Project Arts Centre was the summer’s discovery for me. Housed in an enviable spot on East Essex Street, Temple Bar, this multidisciplinary arts centre regularly hosts compact but high quality contemporary art exhibitions. The current group show, Whitewashing the Moon, takes its title and theme from an 1869 short story by Edward Everett Hale, ‘The Brick Moon’. Published as a single edition for the occasion, the work is available for visitors to leaf through in the gallery, and can also be freely read online.

What is so appealing about this exhibition, as with previous ones in PAC, is how strongly it is held together by the multiple conceptual and aesthetic threads which run through it, so that the show becomes more than just the sum of its parts. The twilit setting here not only brings out the qualities which are often subordinate to colour and form in the visual arts – luminosity, reflectance, warmness, sound, smell – but also adds to the science-fiction feel of the show.

One of the main ideas within the exhibition is the defamiliarisation of objects; the potential for materials and forms to become strange and acquire new functions and meanings when appropriated for an artwork. Another is the human desire to understand the world by organizing it into conceptual systems. For example, Caroline Achaintre’s ceramic pieces are inevitably interpreted as anthropomorphic masks; the sculptor Jean (Hans) Arp even insisted on calling his sculptures ‘human concretions’ because of this universal tendency to see human features in abstract forms. Visually, certain geometric shapes recur among the works, most notably the Rhombicuboctahedron – the shape of both the ‘Brick Moon’ in Hale’s story and the National Library of Belarus in Raphaël Zarka’s film.

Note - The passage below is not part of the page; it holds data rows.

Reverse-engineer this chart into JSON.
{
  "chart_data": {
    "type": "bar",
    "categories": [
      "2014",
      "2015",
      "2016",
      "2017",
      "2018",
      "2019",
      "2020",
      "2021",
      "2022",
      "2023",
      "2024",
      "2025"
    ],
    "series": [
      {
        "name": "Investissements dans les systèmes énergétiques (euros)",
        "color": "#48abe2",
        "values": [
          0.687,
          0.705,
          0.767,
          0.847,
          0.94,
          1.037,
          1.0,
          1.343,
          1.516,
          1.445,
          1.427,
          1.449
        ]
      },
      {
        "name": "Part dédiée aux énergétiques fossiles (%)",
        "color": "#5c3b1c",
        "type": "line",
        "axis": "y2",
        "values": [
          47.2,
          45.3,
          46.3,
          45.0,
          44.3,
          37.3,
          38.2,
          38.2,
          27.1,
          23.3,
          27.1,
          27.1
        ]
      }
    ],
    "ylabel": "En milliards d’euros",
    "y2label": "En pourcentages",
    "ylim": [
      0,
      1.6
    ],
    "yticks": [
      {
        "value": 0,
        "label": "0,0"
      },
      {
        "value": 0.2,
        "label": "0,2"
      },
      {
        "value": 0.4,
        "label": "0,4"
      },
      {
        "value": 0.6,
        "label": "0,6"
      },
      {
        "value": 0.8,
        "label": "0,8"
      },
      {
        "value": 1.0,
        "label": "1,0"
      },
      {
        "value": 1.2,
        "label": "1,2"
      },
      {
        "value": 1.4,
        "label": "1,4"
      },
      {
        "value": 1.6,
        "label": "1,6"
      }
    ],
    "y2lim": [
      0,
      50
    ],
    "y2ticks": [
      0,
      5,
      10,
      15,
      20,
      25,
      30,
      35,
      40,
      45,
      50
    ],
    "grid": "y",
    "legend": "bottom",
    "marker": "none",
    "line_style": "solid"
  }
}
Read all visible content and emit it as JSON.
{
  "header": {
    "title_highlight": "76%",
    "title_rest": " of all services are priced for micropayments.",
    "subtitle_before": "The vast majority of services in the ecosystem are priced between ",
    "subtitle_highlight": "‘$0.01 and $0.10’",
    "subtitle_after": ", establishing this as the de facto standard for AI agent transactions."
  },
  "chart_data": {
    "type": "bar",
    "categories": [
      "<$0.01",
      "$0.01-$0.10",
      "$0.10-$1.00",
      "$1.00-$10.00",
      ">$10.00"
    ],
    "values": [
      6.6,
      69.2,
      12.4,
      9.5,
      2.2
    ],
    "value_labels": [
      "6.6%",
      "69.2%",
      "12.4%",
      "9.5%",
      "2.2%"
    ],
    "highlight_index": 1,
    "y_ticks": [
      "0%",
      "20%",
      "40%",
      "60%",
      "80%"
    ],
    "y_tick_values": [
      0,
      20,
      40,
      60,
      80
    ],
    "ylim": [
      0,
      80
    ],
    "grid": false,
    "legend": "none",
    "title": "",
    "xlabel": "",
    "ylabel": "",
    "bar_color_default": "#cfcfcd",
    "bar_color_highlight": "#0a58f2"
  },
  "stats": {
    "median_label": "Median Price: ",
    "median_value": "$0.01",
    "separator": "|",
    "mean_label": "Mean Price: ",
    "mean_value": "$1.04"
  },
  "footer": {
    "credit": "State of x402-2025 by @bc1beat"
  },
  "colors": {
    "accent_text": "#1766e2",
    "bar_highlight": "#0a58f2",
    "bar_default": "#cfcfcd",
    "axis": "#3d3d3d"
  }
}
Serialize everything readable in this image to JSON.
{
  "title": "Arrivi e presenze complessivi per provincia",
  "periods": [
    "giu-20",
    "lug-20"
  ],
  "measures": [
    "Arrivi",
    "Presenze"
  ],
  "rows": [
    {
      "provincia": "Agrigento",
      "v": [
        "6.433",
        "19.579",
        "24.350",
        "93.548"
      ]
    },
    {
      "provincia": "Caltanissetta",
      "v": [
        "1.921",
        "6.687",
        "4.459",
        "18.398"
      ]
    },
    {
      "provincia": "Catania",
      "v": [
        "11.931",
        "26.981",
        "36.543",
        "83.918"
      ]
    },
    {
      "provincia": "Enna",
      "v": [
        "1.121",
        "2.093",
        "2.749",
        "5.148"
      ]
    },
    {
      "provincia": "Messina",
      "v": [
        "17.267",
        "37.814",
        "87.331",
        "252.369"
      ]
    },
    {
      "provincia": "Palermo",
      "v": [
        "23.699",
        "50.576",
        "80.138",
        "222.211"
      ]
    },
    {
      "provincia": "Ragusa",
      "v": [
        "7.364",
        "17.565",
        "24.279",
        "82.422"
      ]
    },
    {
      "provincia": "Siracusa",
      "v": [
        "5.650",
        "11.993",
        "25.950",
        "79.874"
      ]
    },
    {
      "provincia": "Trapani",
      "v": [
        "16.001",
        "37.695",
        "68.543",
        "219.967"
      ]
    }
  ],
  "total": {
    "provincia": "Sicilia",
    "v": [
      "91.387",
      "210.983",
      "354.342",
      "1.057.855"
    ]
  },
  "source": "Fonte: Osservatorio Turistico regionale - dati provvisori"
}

Eleanor Duffin’s Tephra is one of the works I would like to single out as particularly interesting. This set of five modular sculptures is the first known attempt to cast obsidian (collected at volcanoes by the Irish artist herself!). My hands-down favourite, however, is From Them But Not Of Them, an installation by Barbara Knezevic, in which a huge slab of yellow beeswax is kept at interior temperature of a beehive, slowly changing in appearance over the course of the exhibition and emitting a heavenly smell. If you have not yet been to Project Arts Centre, look for a blue building with a chaotic mass of black bitumen-coated struts sprawling out of its balcony and over the façade – a major new installation/performance by Ruth Lyons, The Forgotten Works. The exhibition runs until 27 October 2012.